Likewise, if you're one of those people who doesn't trash/recycle your pots of bleach-soak them after using (before re-use), if you ever have an RKN-infected plant in that pot, every subsequent plant is ripe for infection.  I never re-use pots from unknown sources and if I ever re-use my own pots, they get scrubbed to remove debris (in an area far away from my figs and yard), then they go into a storage tub with a 20% bleach solution for a couple of days.
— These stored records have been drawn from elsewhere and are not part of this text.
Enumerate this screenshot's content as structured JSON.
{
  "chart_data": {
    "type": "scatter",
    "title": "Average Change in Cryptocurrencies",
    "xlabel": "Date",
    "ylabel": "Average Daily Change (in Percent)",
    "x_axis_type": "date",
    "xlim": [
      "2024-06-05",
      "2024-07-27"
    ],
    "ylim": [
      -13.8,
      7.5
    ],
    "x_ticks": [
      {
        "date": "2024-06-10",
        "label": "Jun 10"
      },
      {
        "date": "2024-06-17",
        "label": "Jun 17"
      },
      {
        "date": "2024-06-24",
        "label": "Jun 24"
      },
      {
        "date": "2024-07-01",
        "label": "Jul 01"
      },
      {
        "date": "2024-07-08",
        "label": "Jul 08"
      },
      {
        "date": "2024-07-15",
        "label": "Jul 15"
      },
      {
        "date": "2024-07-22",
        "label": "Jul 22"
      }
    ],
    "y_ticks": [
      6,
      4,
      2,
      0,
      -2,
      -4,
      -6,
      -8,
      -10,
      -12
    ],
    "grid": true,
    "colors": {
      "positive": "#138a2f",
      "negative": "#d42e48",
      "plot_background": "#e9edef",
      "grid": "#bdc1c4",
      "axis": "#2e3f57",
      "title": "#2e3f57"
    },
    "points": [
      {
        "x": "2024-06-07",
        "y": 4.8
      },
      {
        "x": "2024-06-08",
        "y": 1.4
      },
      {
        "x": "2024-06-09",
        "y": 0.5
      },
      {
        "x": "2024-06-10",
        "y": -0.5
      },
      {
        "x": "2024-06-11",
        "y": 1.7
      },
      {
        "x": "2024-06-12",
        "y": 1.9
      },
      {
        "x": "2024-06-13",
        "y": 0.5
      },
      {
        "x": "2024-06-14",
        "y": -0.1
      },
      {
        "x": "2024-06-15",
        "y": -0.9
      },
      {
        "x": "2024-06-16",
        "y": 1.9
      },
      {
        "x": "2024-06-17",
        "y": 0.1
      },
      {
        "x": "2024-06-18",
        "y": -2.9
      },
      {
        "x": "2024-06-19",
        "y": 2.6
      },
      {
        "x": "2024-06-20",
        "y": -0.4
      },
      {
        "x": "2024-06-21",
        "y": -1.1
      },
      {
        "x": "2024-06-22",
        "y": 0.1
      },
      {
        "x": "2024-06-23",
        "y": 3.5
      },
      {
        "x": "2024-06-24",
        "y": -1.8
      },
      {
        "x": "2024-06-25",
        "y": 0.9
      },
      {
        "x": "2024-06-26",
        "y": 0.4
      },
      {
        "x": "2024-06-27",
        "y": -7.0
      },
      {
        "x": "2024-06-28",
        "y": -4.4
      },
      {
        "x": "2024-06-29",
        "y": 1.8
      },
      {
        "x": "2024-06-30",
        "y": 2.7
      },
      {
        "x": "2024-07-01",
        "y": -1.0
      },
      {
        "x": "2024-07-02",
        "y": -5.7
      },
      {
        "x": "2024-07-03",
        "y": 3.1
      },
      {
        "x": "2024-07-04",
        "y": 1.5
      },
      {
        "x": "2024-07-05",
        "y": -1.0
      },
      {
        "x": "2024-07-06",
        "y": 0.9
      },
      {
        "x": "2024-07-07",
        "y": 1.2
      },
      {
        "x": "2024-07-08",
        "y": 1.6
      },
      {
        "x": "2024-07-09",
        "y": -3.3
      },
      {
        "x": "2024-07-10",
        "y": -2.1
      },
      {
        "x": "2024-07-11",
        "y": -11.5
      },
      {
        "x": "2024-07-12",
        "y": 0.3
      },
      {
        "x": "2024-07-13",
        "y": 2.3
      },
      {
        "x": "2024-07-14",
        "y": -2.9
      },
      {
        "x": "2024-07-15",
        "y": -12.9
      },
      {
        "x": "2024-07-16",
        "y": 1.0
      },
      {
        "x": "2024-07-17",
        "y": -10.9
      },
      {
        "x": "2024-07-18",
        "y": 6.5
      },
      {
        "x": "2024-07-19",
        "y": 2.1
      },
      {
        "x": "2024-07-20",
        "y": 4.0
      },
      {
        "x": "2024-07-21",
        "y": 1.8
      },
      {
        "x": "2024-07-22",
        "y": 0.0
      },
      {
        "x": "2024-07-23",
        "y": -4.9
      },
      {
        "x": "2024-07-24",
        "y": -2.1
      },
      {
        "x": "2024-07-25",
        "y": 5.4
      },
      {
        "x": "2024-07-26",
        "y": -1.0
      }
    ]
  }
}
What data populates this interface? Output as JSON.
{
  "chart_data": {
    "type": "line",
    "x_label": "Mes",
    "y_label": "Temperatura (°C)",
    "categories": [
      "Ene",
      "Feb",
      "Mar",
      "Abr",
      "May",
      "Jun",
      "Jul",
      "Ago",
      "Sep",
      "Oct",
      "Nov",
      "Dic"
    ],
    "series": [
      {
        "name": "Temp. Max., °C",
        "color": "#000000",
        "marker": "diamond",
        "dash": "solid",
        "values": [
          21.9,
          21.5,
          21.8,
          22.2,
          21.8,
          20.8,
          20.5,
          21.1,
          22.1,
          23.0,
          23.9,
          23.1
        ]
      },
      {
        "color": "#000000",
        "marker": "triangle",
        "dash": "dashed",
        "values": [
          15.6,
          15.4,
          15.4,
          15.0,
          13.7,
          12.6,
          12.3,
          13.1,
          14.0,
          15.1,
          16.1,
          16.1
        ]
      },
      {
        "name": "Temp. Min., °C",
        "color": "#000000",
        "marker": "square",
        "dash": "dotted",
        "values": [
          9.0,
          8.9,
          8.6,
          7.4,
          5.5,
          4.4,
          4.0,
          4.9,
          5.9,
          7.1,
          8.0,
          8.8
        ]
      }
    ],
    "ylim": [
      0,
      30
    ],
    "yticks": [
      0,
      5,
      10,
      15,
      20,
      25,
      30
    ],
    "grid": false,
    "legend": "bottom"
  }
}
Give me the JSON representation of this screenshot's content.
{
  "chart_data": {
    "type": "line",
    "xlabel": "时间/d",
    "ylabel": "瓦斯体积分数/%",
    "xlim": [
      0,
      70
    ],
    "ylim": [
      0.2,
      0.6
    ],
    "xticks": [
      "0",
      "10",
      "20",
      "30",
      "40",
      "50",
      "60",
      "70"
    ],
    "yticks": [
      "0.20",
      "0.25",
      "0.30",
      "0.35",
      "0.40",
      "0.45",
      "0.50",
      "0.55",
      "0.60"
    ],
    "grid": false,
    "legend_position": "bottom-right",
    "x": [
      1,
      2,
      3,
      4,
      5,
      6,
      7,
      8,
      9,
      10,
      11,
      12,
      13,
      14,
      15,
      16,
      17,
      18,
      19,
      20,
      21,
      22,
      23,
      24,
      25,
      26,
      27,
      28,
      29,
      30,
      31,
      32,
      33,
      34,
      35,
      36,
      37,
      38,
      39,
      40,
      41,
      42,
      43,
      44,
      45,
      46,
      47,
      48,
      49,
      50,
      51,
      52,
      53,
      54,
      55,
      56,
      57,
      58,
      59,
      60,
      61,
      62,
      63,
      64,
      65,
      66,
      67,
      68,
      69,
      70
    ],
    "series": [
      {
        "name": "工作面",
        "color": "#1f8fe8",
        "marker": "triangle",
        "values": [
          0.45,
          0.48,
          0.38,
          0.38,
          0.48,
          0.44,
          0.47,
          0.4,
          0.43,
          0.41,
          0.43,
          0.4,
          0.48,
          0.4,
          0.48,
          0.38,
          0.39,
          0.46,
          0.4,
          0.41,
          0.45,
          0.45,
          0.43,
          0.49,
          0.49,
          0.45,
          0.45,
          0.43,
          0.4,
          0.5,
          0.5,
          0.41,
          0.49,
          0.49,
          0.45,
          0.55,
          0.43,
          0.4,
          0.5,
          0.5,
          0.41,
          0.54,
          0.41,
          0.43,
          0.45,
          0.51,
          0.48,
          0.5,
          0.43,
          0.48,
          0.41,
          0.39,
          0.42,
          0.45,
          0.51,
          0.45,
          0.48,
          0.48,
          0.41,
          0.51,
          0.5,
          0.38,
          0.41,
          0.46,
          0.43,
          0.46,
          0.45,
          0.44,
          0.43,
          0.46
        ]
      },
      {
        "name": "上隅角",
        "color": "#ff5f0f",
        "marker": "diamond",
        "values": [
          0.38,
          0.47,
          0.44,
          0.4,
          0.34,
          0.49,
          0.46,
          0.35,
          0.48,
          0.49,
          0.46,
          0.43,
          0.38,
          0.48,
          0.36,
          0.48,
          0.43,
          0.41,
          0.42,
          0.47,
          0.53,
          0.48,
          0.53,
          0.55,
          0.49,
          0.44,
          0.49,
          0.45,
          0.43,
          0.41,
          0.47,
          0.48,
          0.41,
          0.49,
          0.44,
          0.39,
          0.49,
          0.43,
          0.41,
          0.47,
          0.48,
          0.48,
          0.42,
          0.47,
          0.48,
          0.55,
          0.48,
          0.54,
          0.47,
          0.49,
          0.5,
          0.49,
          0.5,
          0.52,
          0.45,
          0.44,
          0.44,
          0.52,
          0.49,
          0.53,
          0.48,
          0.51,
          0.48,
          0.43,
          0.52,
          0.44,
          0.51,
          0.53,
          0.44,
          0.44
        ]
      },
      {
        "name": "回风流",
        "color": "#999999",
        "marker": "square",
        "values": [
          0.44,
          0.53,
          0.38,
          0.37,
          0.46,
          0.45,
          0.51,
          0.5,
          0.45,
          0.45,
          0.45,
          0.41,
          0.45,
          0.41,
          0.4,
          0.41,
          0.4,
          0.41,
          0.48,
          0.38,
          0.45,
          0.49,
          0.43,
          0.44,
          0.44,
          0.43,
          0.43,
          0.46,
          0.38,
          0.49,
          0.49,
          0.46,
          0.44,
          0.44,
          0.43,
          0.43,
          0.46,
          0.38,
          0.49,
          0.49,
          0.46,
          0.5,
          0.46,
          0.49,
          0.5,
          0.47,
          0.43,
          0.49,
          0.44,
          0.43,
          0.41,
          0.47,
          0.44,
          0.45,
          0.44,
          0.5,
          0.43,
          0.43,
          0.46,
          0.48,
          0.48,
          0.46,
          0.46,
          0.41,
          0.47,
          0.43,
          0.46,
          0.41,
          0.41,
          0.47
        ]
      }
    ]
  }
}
I've been on the unfortunate end of RKN-infected figs from respected and/or well-known vendors on a couple of occasions.  I hate to say it, but I've pretty much stopped buying trees from others and focus primarily on cuttings now.  Any time a tree comes to me with soil, it gets bare-rooted and repotted immediately.  If it has any signs of RKN, it gets quarantined and airlayered, and the remaining rootball gets planted in our neighborhood community garden, which is already suffering pretty badly from RKN.  Our community garden currently has 5 fig trees, some pretty awesome varieties, too.

well, my wife is happy,
she had actually mentioned a day or two before that she would like to burn those clothes.... just a t-shirt and track-pants
I burned the root balls.soaked the shovel I had been using in kerosene and sterilized the blade in the fire.
when I get chance for a bigger fire i will be cooking the soil that came with the plants. It has been lime-sulphured and oiled while it waits.
I soaked the area that i was repotting in with lime-sulphur dormant oil. as well as the side walks ...
this thread has got me thinking I should just burn the cuttings and everything combustible that I use in rooting too, just to be really really reaaaalllly safe.

Grant


Update:
might get 2 plants out of the 10 or so cuttings I got off these trees. I am surprised even at that. The mud they were potted in was so wet one of the trees was hollowed out with rot. So 2 cuttings, which I buried and left to their own after most rotted in the rooting chamber, are poking up a few leaves.